Suppose you have a very simple system with two indistinguishable particles in one dimension and no spin or any other complications. The wavefunction is just a complex valued function of two variables:

f(x0, x1)

where x0 and x1 are coordinates of the two particles.

The fact that the particles are indistinguishable means that no possible experiment can tell them apart. After a bit of math, this means that f(x0, x1) = k * f(x1, x0) where k is a constant. All wavefunctions are normalized, so |k|^2=1, which constrains k to be on the unit circle.

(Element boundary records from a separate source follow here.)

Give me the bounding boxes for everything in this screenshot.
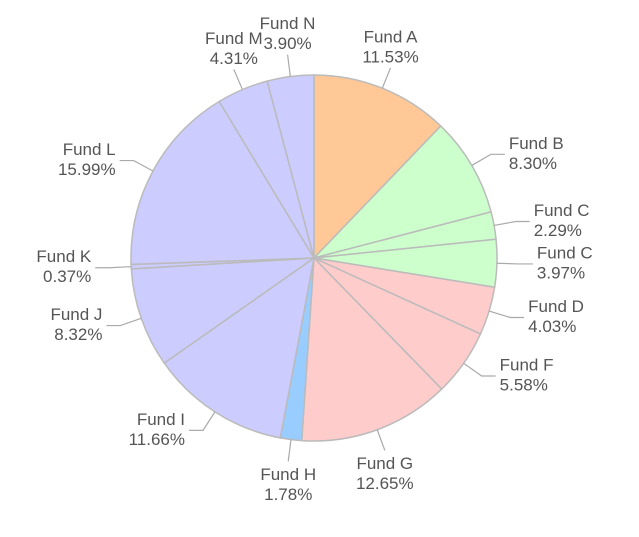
slice-label-value: 2.29% [534,221,582,240]
slice-label-value: 11.53% [362,47,418,66]
pie-slice [130,257,317,365]
slice-label-name: Fund M [205,29,263,48]
leader-line [233,69,243,90]
pie-slice [300,256,443,442]
slice-label-value: 12.65% [356,474,414,493]
slice-label-value: 8.30% [509,154,557,173]
leader-line [119,159,154,172]
leader-line [493,220,530,227]
slice-label-value: 4.31% [210,49,258,68]
slice-label-value: 0.37% [43,267,91,286]
slice-label-value: 3.90% [263,34,311,53]
slice-label-name: Fund G [356,454,413,473]
slice-label-value: 1.78% [264,485,312,504]
slice-label-value: 11.66% [129,430,185,449]
slice-label-name: Fund A [364,27,419,46]
leader-line [488,310,525,319]
slice-label-name: Fund K [36,247,91,266]
leader-line [286,54,291,77]
slice-label-name: Fund C [537,243,593,262]
leader-line [376,429,386,451]
leader-line [381,67,392,89]
slice-label-value: 5.58% [500,375,548,394]
slice-label-name: Fund I [137,410,185,429]
leader-line [463,362,496,377]
slice-label-name: Fund D [528,297,584,316]
slice-label-name: Fund L [63,140,116,159]
pie-slice [311,124,493,260]
leader-line [189,411,216,431]
slice-label-name: Fund B [509,134,564,153]
leader-line [95,266,132,269]
slice-label-value: 8.32% [54,325,102,344]
leader-line [106,317,142,327]
slice-label-name: Fund J [50,305,102,324]
slice-label-value: 4.03% [528,317,576,336]
leader-line [287,439,292,462]
pie-slice [266,74,315,259]
leader-line [496,262,533,265]
slice-label-value: 3.97% [537,263,585,282]
slice-label-name: Fund F [500,355,554,374]
slice-label-name: Fund H [260,465,316,484]
pie-slice [313,74,442,260]
pie-slice [163,256,316,439]
slice-label-name: Fund C [534,201,590,220]
slice-label-value: 15.99% [58,160,116,179]
leader-line [471,153,505,166]
slice-label-name: Fund N [260,14,316,33]
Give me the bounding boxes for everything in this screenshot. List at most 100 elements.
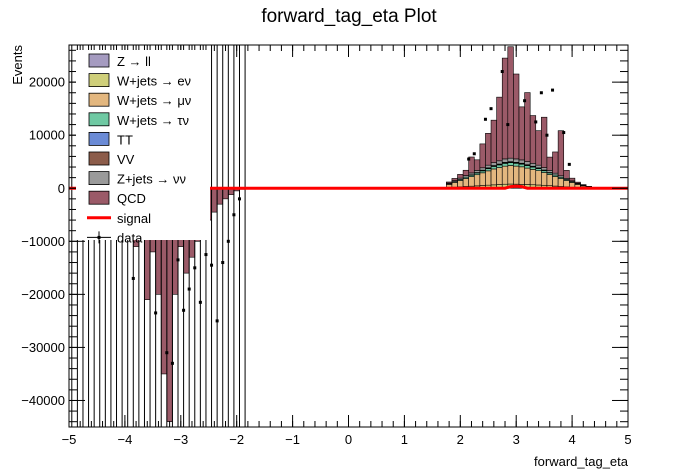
bin-qcd-3.20 [524, 92, 531, 162]
bin-qcd-1.90 [451, 178, 458, 181]
bin-w-jets--2.90 [507, 165, 514, 185]
bin-z-jets--2.70 [496, 160, 503, 165]
legend-swatch [88, 171, 110, 186]
y-tick-label: −10000 [21, 234, 65, 249]
bin-w-jets--2.10 [462, 178, 469, 187]
y-tick-label: −20000 [21, 287, 65, 302]
legend-label: TT [117, 132, 133, 147]
data-point [131, 276, 135, 280]
axes: −5 −4 −3 −2 −1 0 1 2 3 4 5 −40000 −30000 −20000 −10000… [21, 44, 632, 447]
data-point [534, 120, 538, 124]
signal-series-line [69, 184, 628, 190]
bin-z-jets--2.60 [490, 162, 497, 166]
y-tick-label: 10000 [29, 128, 65, 143]
data-points [131, 70, 571, 365]
bin-qcd-3.60 [546, 156, 553, 171]
data-point [165, 351, 169, 355]
bin-w-jets--3.20 [524, 167, 531, 185]
bin-z-jets--3.30 [529, 163, 537, 167]
data-point [221, 261, 225, 265]
x-axis-label: forward_tag_eta [534, 454, 629, 469]
x-tick-label: −2 [229, 432, 244, 447]
x-tick-label: −4 [117, 432, 132, 447]
data-point [472, 152, 476, 156]
data-point [176, 258, 180, 262]
data-point [523, 99, 527, 103]
bin-w-jets--2.30 [473, 174, 481, 187]
legend-label: W+jets → μν [117, 93, 191, 108]
legend-swatch [88, 190, 110, 205]
bin-qcd-3.50 [541, 116, 548, 168]
x-tick-label: −1 [285, 432, 300, 447]
legend-label: Z → ll [117, 54, 151, 69]
legend-swatch [88, 151, 110, 166]
bin-qcd-2.90 [507, 46, 514, 159]
legend-swatch [88, 53, 110, 68]
bin-qcd-3.00 [513, 73, 520, 160]
bin-z-jets--2.40 [479, 167, 486, 171]
legend-swatch [88, 131, 110, 146]
bin-qcd-3.90 [563, 170, 570, 179]
bin-w-jets--3.70 [552, 176, 559, 187]
legend-swatch-marker [97, 235, 101, 239]
data-point [210, 263, 214, 267]
data-point [551, 88, 555, 92]
data-point [237, 197, 241, 201]
x-tick-label: 5 [624, 432, 631, 447]
data-point [198, 300, 202, 304]
bin-w-jets--3.90 [563, 180, 570, 188]
data-point [232, 213, 236, 217]
data-point [467, 157, 471, 161]
y-tick-label: −40000 [21, 393, 65, 408]
chart-title: forward_tag_eta Plot [261, 6, 437, 27]
bin-qcd--2.40 [211, 187, 218, 213]
bin-w-jets--3.00 [513, 165, 520, 185]
bin-w-jets--2.00 [457, 180, 464, 188]
legend-swatch [88, 73, 110, 87]
legend-label: Z+jets → νν [117, 172, 186, 187]
y-tick-label: −30000 [21, 340, 65, 355]
bin-qcd-2.00 [457, 174, 464, 179]
bin-qcd-2.80 [501, 57, 509, 160]
x-tick-label: −5 [62, 432, 77, 447]
bin-w-jets--2.20 [468, 176, 475, 187]
bin-w-jets--3.40 [535, 170, 542, 186]
bin-qcd-4.20 [580, 184, 587, 186]
signal-line [69, 184, 628, 190]
bin-z-jets--3.00 [513, 158, 520, 163]
legend-swatch [88, 112, 110, 127]
legend-label: W+jets → eν [117, 74, 191, 89]
data-point [506, 123, 510, 127]
bin-w-jets--2.50 [485, 170, 492, 186]
data-point [226, 239, 230, 243]
bin-w-jets--1.90 [451, 182, 458, 188]
bin-qcd-3.10 [518, 106, 525, 161]
y-tick-label: 0 [58, 181, 65, 196]
data-point [170, 361, 174, 365]
x-tick-label: 1 [401, 432, 408, 447]
data-point [539, 91, 543, 95]
bin-w-jets--3.30 [529, 169, 537, 186]
data-point [489, 107, 493, 111]
legend-label: QCD [117, 191, 146, 206]
legend-label: signal [117, 211, 151, 226]
bin-qcd-4.00 [568, 177, 576, 182]
y-axis-label: Events [10, 45, 25, 85]
data-point [562, 131, 566, 135]
bin-qcd-2.60 [490, 119, 497, 163]
bin-w-jets--2.40 [479, 172, 486, 186]
bin-qcd-4.10 [574, 181, 581, 184]
data-point [567, 162, 571, 166]
bin-qcd-3.70 [552, 151, 559, 174]
data-point [193, 266, 197, 270]
bin-qcd--2.30 [216, 187, 224, 205]
x-tick-label: 4 [568, 432, 575, 447]
bin-w-jets--4.00 [568, 182, 576, 188]
bin-qcd-3.40 [535, 130, 542, 166]
bin-w-jets--3.10 [518, 166, 525, 185]
data-point [500, 70, 504, 74]
data-point [154, 311, 158, 315]
data-point [204, 253, 208, 257]
bin-w-jets--3.80 [557, 178, 565, 187]
bin-w-jets--2.80 [501, 165, 509, 185]
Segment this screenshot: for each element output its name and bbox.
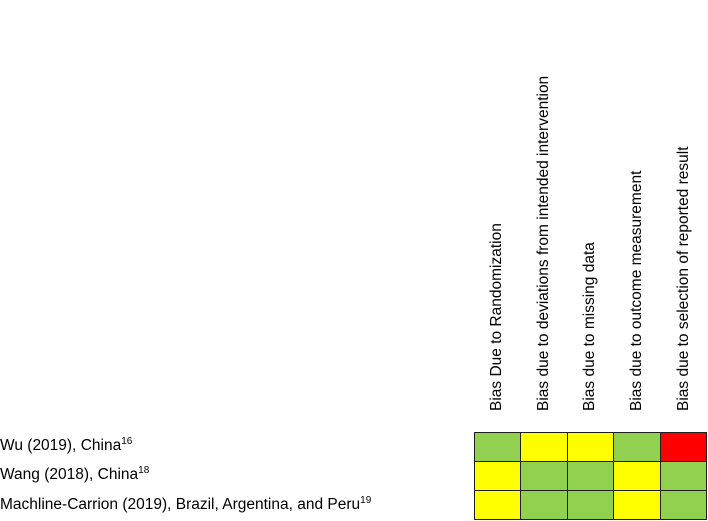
reference-number: 19 xyxy=(360,494,372,506)
column-header-label: Bias due to selection of reported result xyxy=(674,146,692,411)
study-name: Wang (2018), China xyxy=(0,466,139,484)
column-header: Bias due to outcome measurement xyxy=(614,0,661,429)
row-label: Wang (2018), China18 xyxy=(0,460,149,489)
risk-cell xyxy=(475,433,521,461)
risk-cell xyxy=(660,433,706,461)
risk-cell xyxy=(521,433,567,461)
risk-cell xyxy=(614,491,660,519)
risk-cell xyxy=(660,462,706,490)
study-name: Machline-Carrion (2019), Brazil, Argenti… xyxy=(0,495,361,513)
column-header: Bias due to missing data xyxy=(567,0,614,429)
column-header-label: Bias Due to Randomization xyxy=(488,223,506,411)
risk-cell xyxy=(475,491,521,519)
column-header-label: Bias due to outcome measurement xyxy=(628,170,646,411)
row-label: Wu (2019), China16 xyxy=(0,431,132,460)
column-header-label: Bias due to deviations from intended int… xyxy=(534,75,552,411)
row-label: Machline-Carrion (2019), Brazil, Argenti… xyxy=(0,490,371,519)
risk-cell xyxy=(567,462,614,490)
risk-cell xyxy=(567,433,614,461)
column-header: Bias due to deviations from intended int… xyxy=(521,0,568,429)
column-header: Bias Due to Randomization xyxy=(474,0,521,429)
study-name: Wu (2019), China xyxy=(0,437,122,454)
risk-cell xyxy=(614,462,660,490)
risk-cell xyxy=(567,491,614,519)
risk-grid xyxy=(474,432,707,520)
column-header: Bias due to selection of reported result xyxy=(660,0,707,429)
risk-cell xyxy=(521,462,567,490)
risk-cell xyxy=(521,491,567,519)
reference-number: 18 xyxy=(138,465,150,477)
risk-cell xyxy=(660,491,706,519)
risk-cell xyxy=(475,462,521,490)
column-header-label: Bias due to missing data xyxy=(581,242,599,411)
reference-number: 16 xyxy=(121,436,133,447)
risk-cell xyxy=(614,433,660,461)
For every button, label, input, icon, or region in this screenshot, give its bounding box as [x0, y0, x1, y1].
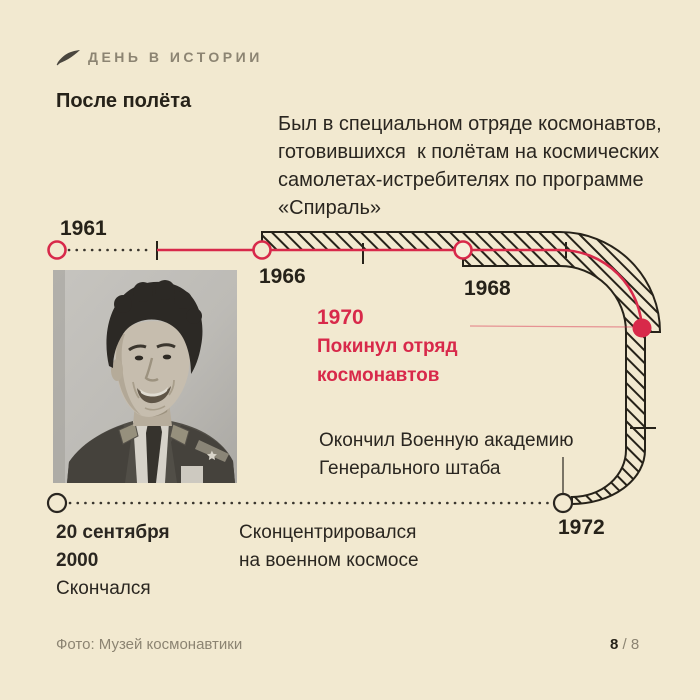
page-total: 8 [630, 636, 640, 653]
timeline-point-1966 [252, 240, 272, 260]
event-1970-note-line: Покинул отряд [317, 336, 458, 357]
focus-note-line: Сконцентрировался [239, 522, 417, 543]
academy-note-line: Окончил Военную академию [319, 430, 574, 451]
timeline-point-death [46, 492, 68, 514]
timeline-point-1972 [552, 492, 574, 514]
brand-title: ДЕНЬ В ИСТОРИИ [88, 49, 263, 65]
death-date-line: 2000 [56, 550, 99, 571]
intro-line: Был в специальном отряде космонавтов, [278, 113, 662, 135]
academy-note-line: Генерального штаба [319, 458, 501, 479]
death-block: 20 сентября 2000 Скончался [56, 519, 170, 603]
page-title: После полёта [56, 90, 192, 112]
photo-credit: Фото: Музей космонавтики [56, 636, 243, 653]
red-career-line [157, 248, 644, 333]
event-1970: 1970 Покинул отряд космонавтов [317, 303, 458, 390]
page-current: 8 [610, 636, 619, 653]
focus-note: Сконцентрировался на военном космосе [239, 519, 419, 575]
year-label-1968: 1968 [464, 277, 511, 300]
hatched-period-band [261, 231, 662, 506]
feather-pen-icon [56, 50, 80, 66]
intro-line: «Спираль» [278, 197, 382, 219]
year-label-1966: 1966 [259, 265, 306, 288]
timeline-point-1970 [632, 318, 652, 338]
year-label-1961: 1961 [60, 217, 107, 240]
intro-line: готовившихся к полётам на космических [278, 141, 660, 163]
year-label-1972: 1972 [558, 516, 605, 539]
academy-note: Окончил Военную академию Генерального шт… [319, 427, 574, 483]
year-label-1970: 1970 [317, 306, 364, 329]
intro-line: самолетах-истребителях по программе [278, 169, 644, 191]
leader-line-1970 [469, 325, 635, 328]
timeline-point-1961 [47, 240, 67, 260]
page-indicator: 8 / 8 [610, 636, 639, 653]
death-label: Скончался [56, 578, 151, 599]
event-1970-note-line: космонавтов [317, 365, 440, 386]
portrait-photo [53, 270, 237, 483]
timeline-point-1968 [453, 240, 473, 260]
intro-paragraph: Был в специальном отряде космонавтов, го… [278, 110, 662, 222]
death-date-line: 20 сентября [56, 522, 170, 543]
page-separator: / [622, 636, 627, 653]
focus-note-line: на военном космосе [239, 550, 419, 571]
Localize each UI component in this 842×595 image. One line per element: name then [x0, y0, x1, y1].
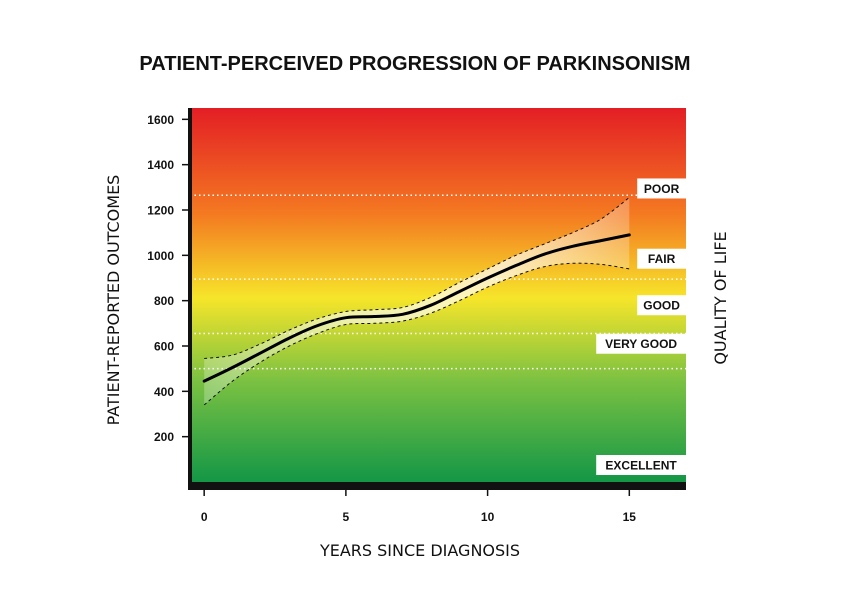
- quality-of-life-labels: POOR FAIR GOOD VERY GOOD EXCELLENT: [596, 178, 686, 475]
- right-axis-title: QUALITY OF LIFE: [711, 231, 730, 364]
- x-tick-label: 5: [343, 510, 350, 524]
- x-tick-label: 15: [623, 510, 637, 524]
- y-tick-label: 1400: [147, 158, 174, 172]
- y-tick-label: 600: [154, 340, 174, 354]
- x-axis-ticks: 0 5 10 15: [201, 490, 636, 524]
- y-tick-label: 1200: [147, 204, 174, 218]
- series-line: [202, 233, 631, 383]
- y-tick-label: 1000: [147, 249, 174, 263]
- chart-title: PATIENT-PERCEIVED PROGRESSION OF PARKINS…: [139, 53, 690, 75]
- qol-label-box: [637, 178, 686, 199]
- y-tick-label: 800: [154, 294, 174, 308]
- lower-bound-line: [203, 262, 630, 406]
- y-tick-label: 200: [154, 430, 174, 444]
- quality-of-life-threshold-lines: [190, 194, 686, 370]
- qol-label: EXCELLENT: [605, 459, 677, 473]
- x-axis-title: YEARS SINCE DIAGNOSIS: [319, 541, 520, 560]
- qol-label-box: [596, 455, 686, 475]
- qol-label-box: [637, 295, 686, 316]
- x-tick-label: 10: [481, 510, 495, 524]
- qol-label-box: [637, 248, 686, 269]
- y-tick-label: 1600: [147, 113, 174, 127]
- y-axis-ticks: 200 400 600 800 1000 1200 1400 1600: [147, 113, 190, 444]
- qol-label: VERY GOOD: [605, 337, 677, 351]
- y-axis-title: PATIENT-REPORTED OUTCOMES: [104, 175, 123, 426]
- qol-label: POOR: [644, 182, 680, 196]
- qol-label: FAIR: [648, 252, 676, 266]
- upper-bound-line: [204, 197, 630, 359]
- y-tick-label: 400: [154, 385, 174, 399]
- qol-label-box: [596, 333, 686, 354]
- x-tick-label: 0: [201, 510, 208, 524]
- qol-label: GOOD: [643, 299, 680, 313]
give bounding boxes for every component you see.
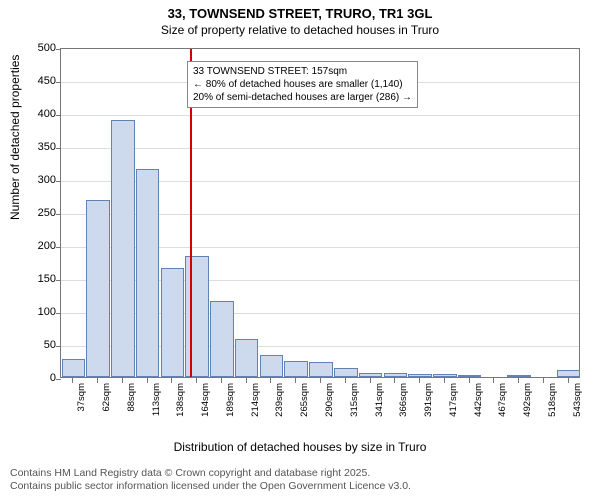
ytick-mark [56,313,61,314]
xtick-mark [221,378,222,383]
bar [384,373,408,377]
plot-area: 33 TOWNSEND STREET: 157sqm← 80% of detac… [60,48,580,378]
xtick-mark [122,378,123,383]
footer-line-1: Contains HM Land Registry data © Crown c… [10,467,411,481]
xtick-label: 113sqm [151,383,162,416]
xtick-mark [370,378,371,383]
xtick-label: 138sqm [175,383,186,417]
xtick-mark [469,378,470,383]
bar [507,375,531,377]
ytick-label: 300 [26,174,56,186]
ytick-label: 50 [26,339,56,351]
xtick-mark [444,378,445,383]
ytick-mark [56,214,61,215]
xtick-mark [72,378,73,383]
gridline-h [61,115,579,116]
xtick-label: 239sqm [274,383,285,417]
xtick-mark [568,378,569,383]
ytick-label: 500 [26,42,56,54]
xtick-label: 88sqm [126,383,137,412]
bar [334,368,358,377]
ytick-label: 450 [26,75,56,87]
xtick-label: 214sqm [250,383,261,417]
xtick-mark [270,378,271,383]
title-main: 33, TOWNSEND STREET, TRURO, TR1 3GL [0,6,600,21]
xtick-label: 290sqm [324,383,335,417]
annotation-line: ← 80% of detached houses are smaller (1,… [193,78,412,91]
ytick-mark [56,247,61,248]
xtick-mark [518,378,519,383]
xtick-label: 492sqm [522,383,533,417]
xtick-label: 366sqm [398,383,409,417]
xtick-label: 62sqm [101,383,112,412]
xtick-label: 315sqm [349,383,360,417]
bar [260,355,284,377]
xtick-mark [419,378,420,383]
annotation-line: 20% of semi-detached houses are larger (… [193,91,412,104]
x-axis-label: Distribution of detached houses by size … [0,440,600,454]
xtick-label: 391sqm [423,383,434,417]
ytick-label: 150 [26,273,56,285]
bar [309,362,333,377]
xtick-label: 164sqm [200,383,211,417]
bar [136,169,160,377]
ytick-label: 100 [26,306,56,318]
bar [185,256,209,377]
annotation-box: 33 TOWNSEND STREET: 157sqm← 80% of detac… [187,61,418,108]
bar [359,373,383,377]
ytick-label: 0 [26,372,56,384]
bar [111,120,135,377]
ytick-label: 250 [26,207,56,219]
xtick-label: 467sqm [497,383,508,417]
annotation-line: 33 TOWNSEND STREET: 157sqm [193,65,412,78]
footer-attribution: Contains HM Land Registry data © Crown c… [10,467,411,494]
bar [235,339,259,377]
ytick-mark [56,82,61,83]
bar [557,370,581,377]
xtick-mark [320,378,321,383]
xtick-label: 341sqm [374,383,385,417]
ytick-label: 200 [26,240,56,252]
bar [161,268,185,377]
xtick-label: 543sqm [572,383,583,417]
xtick-mark [345,378,346,383]
xtick-label: 442sqm [473,383,484,417]
bar [86,200,110,377]
xtick-mark [543,378,544,383]
xtick-mark [493,378,494,383]
bar [210,301,234,377]
bar [433,374,457,377]
xtick-mark [295,378,296,383]
xtick-mark [196,378,197,383]
y-axis-label: Number of detached properties [8,55,22,220]
bar [284,361,308,378]
xtick-label: 37sqm [76,383,87,412]
ytick-mark [56,379,61,380]
ytick-label: 400 [26,108,56,120]
xtick-mark [246,378,247,383]
ytick-mark [56,148,61,149]
bar [458,375,482,377]
xtick-label: 189sqm [225,383,236,417]
xtick-mark [147,378,148,383]
xtick-mark [394,378,395,383]
xtick-mark [171,378,172,383]
title-sub: Size of property relative to detached ho… [0,23,600,37]
gridline-h [61,148,579,149]
footer-line-2: Contains public sector information licen… [10,480,411,494]
ytick-mark [56,181,61,182]
xtick-mark [97,378,98,383]
ytick-mark [56,280,61,281]
chart-area: 33 TOWNSEND STREET: 157sqm← 80% of detac… [60,48,580,423]
ytick-mark [56,115,61,116]
bar [408,374,432,377]
xtick-label: 518sqm [547,383,558,417]
ytick-mark [56,346,61,347]
ytick-label: 350 [26,141,56,153]
xtick-label: 265sqm [299,383,310,417]
ytick-mark [56,49,61,50]
bar [62,359,86,377]
xtick-label: 417sqm [448,383,459,417]
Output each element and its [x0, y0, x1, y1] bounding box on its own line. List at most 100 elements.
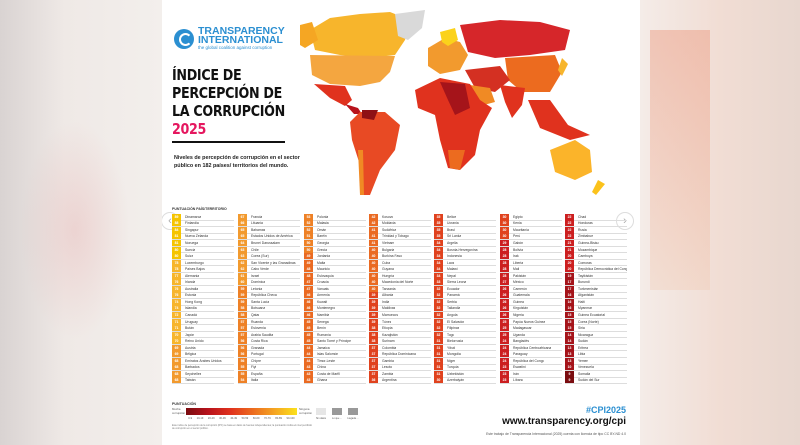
- score-badge: 65: [238, 226, 247, 233]
- country-name: Albania: [382, 293, 394, 298]
- list-item: 23 Líbano: [500, 377, 562, 385]
- score-badge: 72: [172, 311, 181, 318]
- country-name: Taiwán: [185, 378, 196, 383]
- country-name: Colombia: [382, 345, 397, 350]
- list-item: 74 Islandia: [172, 305, 234, 313]
- country-name: Estados Unidos de América: [251, 234, 293, 239]
- list-item: 40 Burkina Faso: [369, 253, 431, 260]
- list-item: 32 Serbia: [434, 298, 496, 306]
- list-item: 70 Reino Unido: [172, 338, 234, 345]
- legend-tick: 0-9: [188, 417, 193, 420]
- list-item: 46 Kuwait: [304, 298, 366, 306]
- list-item: 32 Ecuador: [434, 285, 496, 293]
- list-item: 26 Kirguistán: [500, 305, 562, 313]
- carousel-next-button[interactable]: ›: [616, 212, 634, 230]
- legend-tick: 70-79: [264, 417, 271, 420]
- list-item: 30 Perú: [500, 233, 562, 241]
- country-name: Namibia: [317, 312, 330, 317]
- list-item: 32 Angola: [434, 311, 496, 319]
- country-name: Libia: [578, 352, 586, 357]
- score-badge: 80: [172, 246, 181, 253]
- country-name: Moldavia: [382, 221, 396, 226]
- map-central-america: [345, 104, 362, 114]
- list-item: 38 Kazajistán: [369, 331, 431, 339]
- score-badge: 40: [369, 246, 378, 253]
- score-badge: 32: [434, 325, 443, 332]
- country-name: Belice: [447, 214, 457, 219]
- score-badge: 35: [434, 233, 443, 240]
- title-year: 2025: [172, 120, 207, 138]
- country-name: Uruguay: [185, 319, 198, 324]
- score-badge: 57: [238, 318, 247, 325]
- ranking-column: 35 Belice 35 Ucrania 35 Brasil 35 Sri Lanka 34 Ar…: [434, 213, 496, 385]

But you can go farther: it's possible, at least in principle, to come up with an experiment that measures k. So you start with the particles in their initial state, do your experiment, and learn k. (Maybe you need to repeat it a bunch of times -- no big deal.) Now you repeat the same experiment but start with the two particles having their roles swapped. Since the particles are indistinguishable, you had better measure the same value for k. This means:

f(x0, x1) = k * f(x1, x0)

and also

f(x1, x0) = k * f(x0, x1) = k^2 * f(x1, x0)

So k^2 = 1, and that rules out everything except k=1 or k=-1.

Why does the factor of -1 just have to be on the imaginary proportion? seems like this would be true if you multiplied the whole thing by -1.